Identifying Latent Concepts and Structures for Generalized Category Discovery
Abstract
Generalized Category Discovery (GCD) aims to recognize known classes while autonomously discovering novel ones in open-world settings. However, current approaches primarily focus on designing clustering objectives, often overlooking a critical bottleneck: standard vision backbones yield high-rank, entangled token representations that are ill-suited for unsupervised discovery of latent concepts and structures. In this paper, we propose Compositional Primitive Fields (CPF-GCD), a novel representation learning framework that reshapes the feature space to make such latent structure identifiable by enforcing a low-rank compositional organization. Our core hypothesis is that all categories (known/novel) reside on a latent manifold spanned by a finite set of learnable visual primitives that capture reusable concepts.
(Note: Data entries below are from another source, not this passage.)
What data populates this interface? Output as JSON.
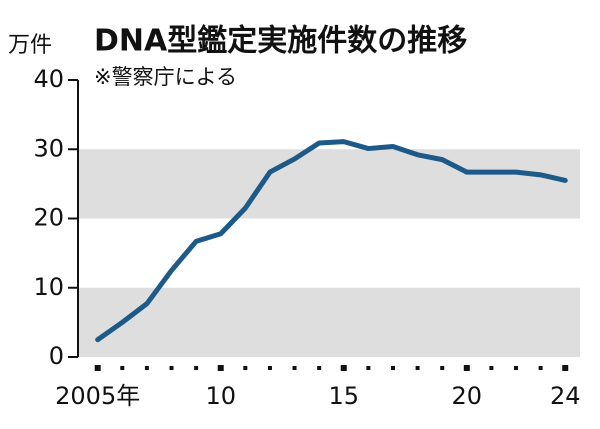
{
  "chart_data": {
    "type": "line",
    "title": "DNA型鑑定実施件数の推移",
    "subtitle": "※警察庁による",
    "y_unit": "万件",
    "x": [
      2005,
      2006,
      2007,
      2008,
      2009,
      2010,
      2011,
      2012,
      2013,
      2014,
      2015,
      2016,
      2017,
      2018,
      2019,
      2020,
      2021,
      2022,
      2023,
      2024
    ],
    "series": [
      {
        "color": "#1d5a87",
        "values": [
          2.5,
          5,
          7.7,
          12.5,
          16.7,
          17.8,
          21.5,
          26.7,
          28.6,
          30.9,
          31.1,
          30.1,
          30.4,
          29.2,
          28.5,
          26.7,
          26.7,
          26.7,
          26.3,
          25.5
        ]
      }
    ],
    "xlim": [
      2004.2,
      2024.6
    ],
    "xticks": [
      {
        "value": 2005,
        "label": "2005年"
      },
      {
        "value": 2010,
        "label": "10"
      },
      {
        "value": 2015,
        "label": "15"
      },
      {
        "value": 2020,
        "label": "20"
      },
      {
        "value": 2024,
        "label": "24"
      }
    ],
    "ylim": [
      0,
      40
    ],
    "yticks": [
      0,
      10,
      20,
      30,
      40
    ],
    "shaded_bands": [
      [
        0,
        10
      ],
      [
        20,
        30
      ]
    ],
    "band_color": "#dedede"
  }
}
CPF instantiates this geometric constraint via a spatial field mechanism. Inserted between the backbone and the head, it projects noisy patch tokens onto this structured manifold, effectively decomposing images into reusable atomic parts and their spatial layouts. By explicitly modeling the spatial distribution of primitives, CPF enables novel categories to emerge naturally as new activation patterns over a shared vocabulary. Extensive experiments demonstrate that CPF serves as a generic, plug-and-play module that consistently boosts performance across diverse GCD baselines, validating that identifying and leveraging low-rank compositional structure is a crucial inductive bias for open-world recognition.